The bills area result of usage. Usage numbers in kWh are what's used to determine what system size is desired to produce a desired result. The system that meets the criteria (which may be more or less than actual annual usage) can then designed.

Or, in cases like the OP's an existing system of a fixed size can be "rated", that is, it's approximate annual output be estimated and then subtracted from the OP's actual usage. Then, an annual bill can be estimated.

@ Mike - Seller says 2 cars are powered by it in addition to the whole house, does that sound incorrect? You say its small output, and I agree based on the kW specs listed on the Tesla site, something doesn't add up here.

Well at least you know your hunch was right and his solar system only "offsets" a small portion. Better than nothing.

Seller says his electric bill is $230 a month, have not asked for 12 month stack of bills yet, we're in escrow so I'm trying not to be too much of a PITA.

My mortgage will be $400 less than my rent so life is good.

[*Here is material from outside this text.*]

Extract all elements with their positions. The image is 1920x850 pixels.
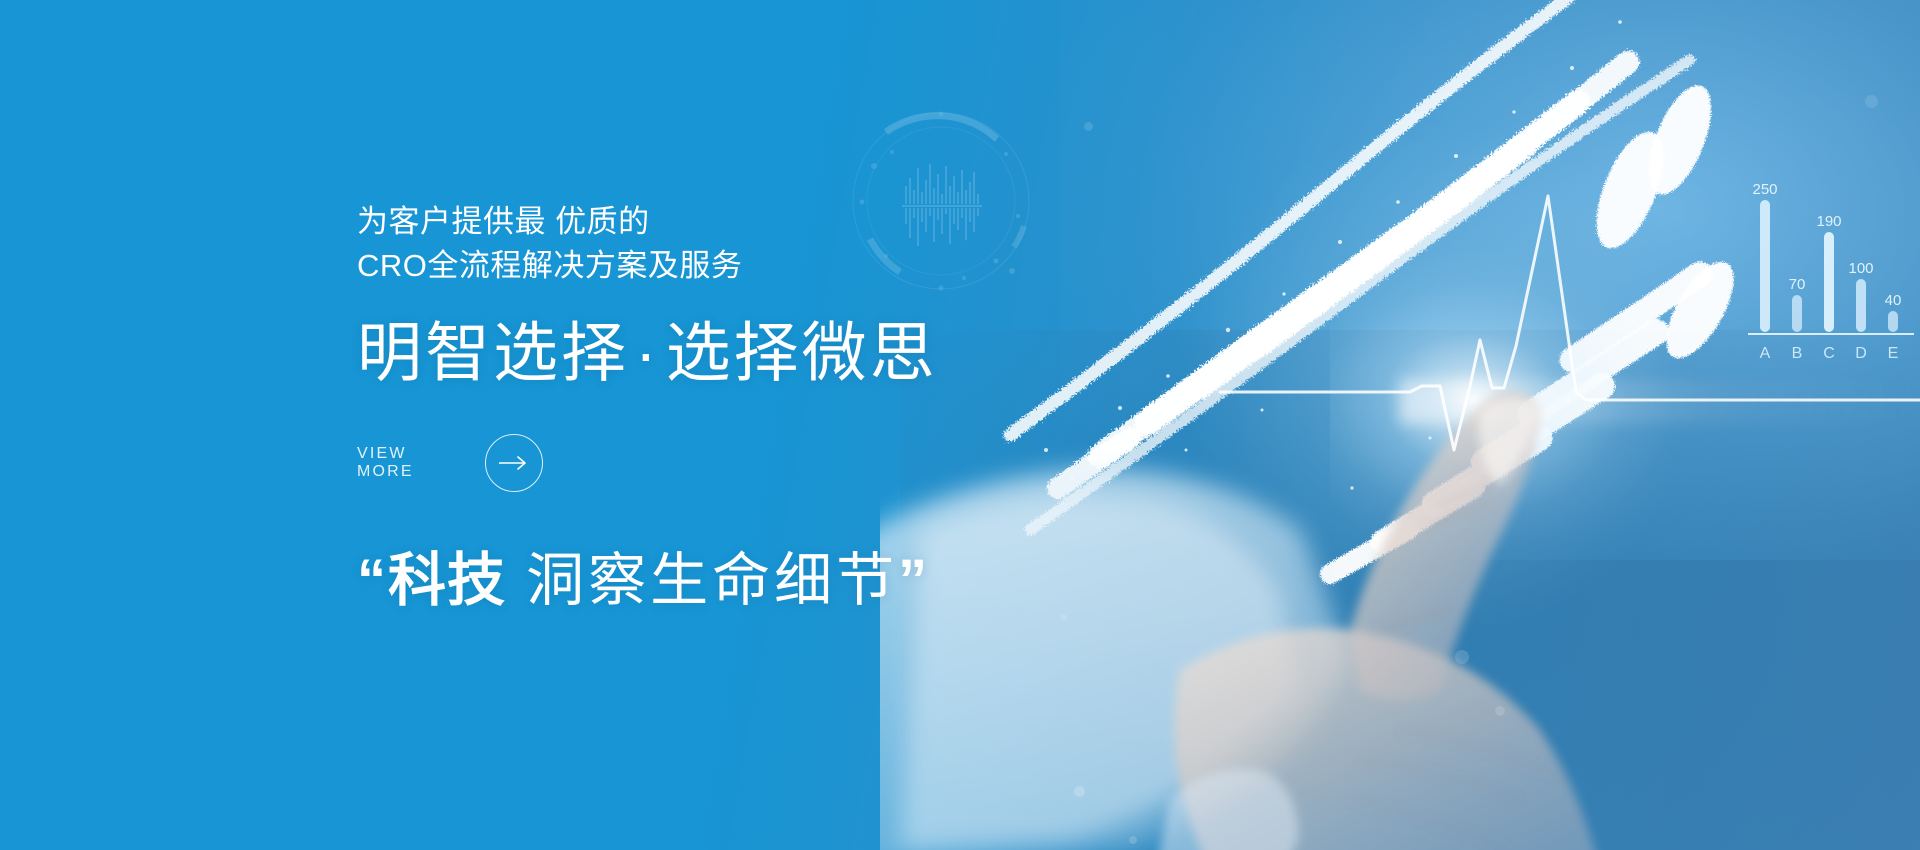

EXACTLY why he needs to look at the bills. Seller states the solar system covers his usage so the bills should read zero other than the fixed "ready to serve" charges.

The bills will tell you what someone else paid. Depending on the information in those bills, they may or may not be less than helpful. Besides, everyone's lifestyle is different and that difference is why a look at prior bills has limited use.

Bettter to get a PVWatts model output and compare that to your annual usage.

Read the book before tackling PVWatts as one way to begin to get an idea of how to frame that question which might be better asked as:
How much of my electrical load will a 2.6 kW PV system offset ?

The answer depends on several variables. You'll need to understand what those variables are, which of them apply to your situation and in what ways they apply to your situation in order to answer that question.